Jérôme Baloge. "La subvention au CCAS et aux associations humanitaires et caritatives n’a jamais été baissée. Cette année, grâce aux efforts réalisés, il n’y a aucune baisse des subventions aux associations culturelles et sportives. La seule baisse vient du choix des centres socioculturels (CSC) de ne plus maintenir l’Ensemble socioculturel niortais (ESN) en l’état et de réintégrer en interne la compétence employeur. La Ville n’a donc plus à financer une structure associative dont les CSC, qui en sont les fondateurs, se retirent. Les CSC ne font l’objet d’aucune baisse de financement de leurs activités".

  • Vous ouvrez cependant deux nouvelles lignes de crédits en direction des jeunes.

Jérôme Baloge. "Oui, nous avons voulu que la somme que nous n’avions plus à verser à l’ESN soit dévolue au développement et au renforcement d’une politique jeunesse municipale. On sait que les centres de loisirs marchent bien et que notre offre n’est pas suffisante. Donc il nous faut la renforcer. Il faut travailler aussi à des dispositifs emplois pour les jeunes entre 16 et 25 ans. Ce sont autant de financements qui viennent en complément. Il est bon que la Ville s’implique directement en faveur de la jeunesse. Elle a commencé avec l’agglomération en rapprochant les dispositifs pour l'emploi autour de la Mission locale ou avec la création d’une école de la seconde chance. Mais il y a aussi plein d’autres secteurs jeunesse dans lesquels il faut s’investir ou se réinvestir. Et c’est tout l’enjeu de cette nouvelle ligne budgétaire de l’ordre de 120 000 € qui permettra aussi de lancer des appels à projets auxquels les CSC pourront bien entendu répondre".

  • Le budget 2017 confirme-t-il le stop fiscal instauré dès le début du mandat ?

Jérôme Baloge. "Oui, sans hésiter ! Le stop fiscal est maintenu. Les trois taxes locales sur lesquelles les élus ont à délibérer pour la part municipale : habitation, foncier et foncier non bâti, ne verront pas leur taux augmenter en 2017. Les Niortais paient assez d’impôts et ne doivent pas être davantage imposés. C’est l’enjeu de l’équation financière que nous avons chaque année à résoudre et force est de constater qu’on y arrive."

  • Comment résumeriez-vous, en quelques mots, le budget 2017 ?

Jérôme Baloge. "Je dirais que c’est un budget qui tient ses promesses : des dépenses maîtrisées, des comptes équilibrés et une non-augmentation des taux.

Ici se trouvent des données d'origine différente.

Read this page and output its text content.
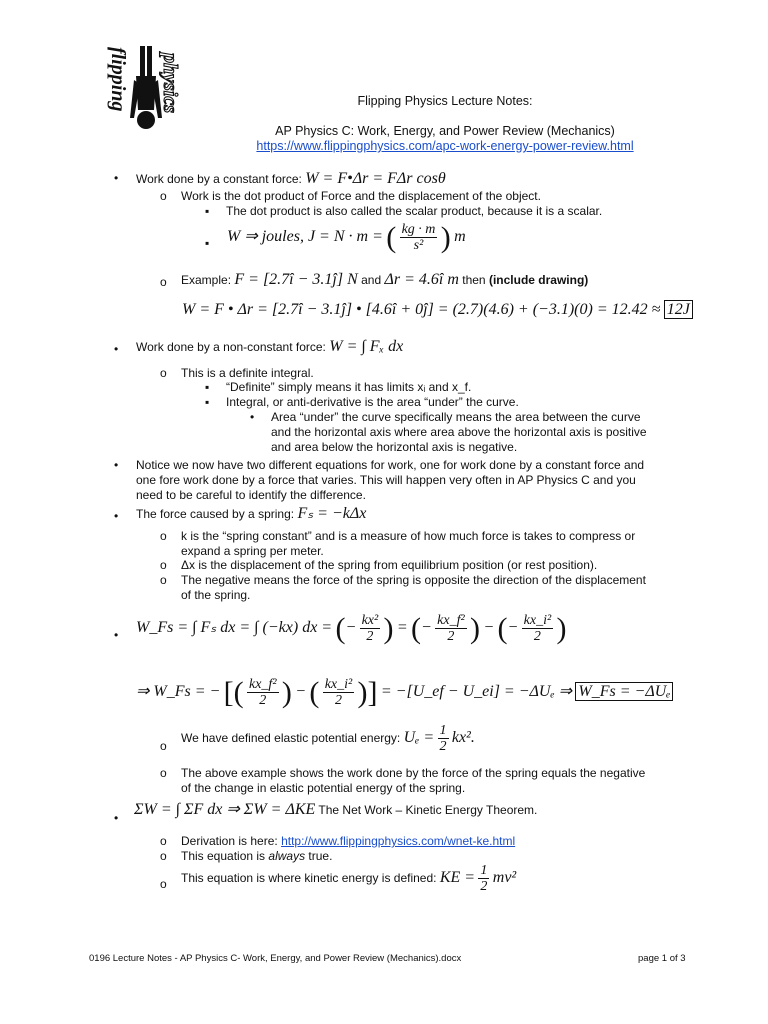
flipping physics	Flipping Physics Lecture Notes:
AP Physics C: Work, Energy, and Power Review (Mechanics)
https://www.flippingphysics.com/apc-work-energy-power-review.html
• Work done by a constant force: W = F•Δr = FΔr cosθ
o Work is the dot product of Force and the displacement of the object.
▪ The dot product is also called the scalar product, because it is a scalar.
▪ W ⇒ joules, J = N · m = ( $\frac{kg \cdot m}{\text{s²}}$ ) m
o Example: F = [2.7î − 3.1ĵ] N and Δr = 4.6î m then (include drawing)
W = F • Δr = [2.7î − 3.1ĵ] • [4.6î + 0ĵ] = (2.7)(4.6) + (−3.1)(0) = 12.42 ≈ 12J
• Work done by a non-constant force: W = ∫ Fₓ dx
o This is a definite integral.
▪ “Definite” simply means it has limits xᵢ and x_f.
▪ Integral, or anti-derivative is the area “under” the curve.
• Area “under” the curve specifically means the area between the curve
and the horizontal axis where area above the horizontal axis is positive
and area below the horizontal axis is negative.
• Notice we now have two different equations for work, one for work done by a constant force and
one fore work done by a force that varies. This will happen very often in AP Physics C and you
need to be careful to identify the difference.
• The force caused by a spring: Fₛ = −kΔx
o k is the “spring constant” and is a measure of how much force is takes to compress or
expand a spring per meter.
o Δx is the displacement of the spring from equilibrium position (or rest position).
o The negative means the force of the spring is opposite the direction of the displacement
of the spring.
• W_Fs = ∫ Fₛ dx = ∫ (−kx) dx = (− $\frac{\text{kx²}}{2}$ ) = (− $\frac{\text{kx\_f²}}{2}$ ) − (− $\frac{\text{kx\_i²}}{2}$ )
⇒ W_Fs = − [( $\frac{\text{kx\_f²}}{2}$ ) − ( $\frac{\text{kx\_i²}}{2}$ )] = −[U_ef − U_ei] = −ΔUₑ ⇒ W_Fs = −ΔUₑ
o
We have defined elastic potential energy: $U_e = \frac{1}{2} kx^2$.
o The above example shows the work done by the force of the spring equals the negative
of the change in elastic potential energy of the spring.
• ΣW = ∫ ΣF dx ⇒ ΣW = ΔKE The Net Work – Kinetic Energy Theorem.
o Derivation is here: http://www.flippingphysics.com/wnet-ke.html
o This equation is always true.
o This equation is where kinetic energy is defined: KE = $\frac{1}{2} mv^2$
0196 Lecture Notes - AP Physics C- Work, Energy, and Power Review (Mechanics).docx	page 1 of 3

C’est un budget d'avenir puisque pour la première année l’investissement augmente de façon significative et soutenable, ça va sans dire. Nous avons la volonté politique de ne pas faire peser sur les particuliers une charge qui est déjà forte. Pour préserver le pouvoir d’achat des Niortais, la collectivité fait des efforts sur elle-même et y arrive".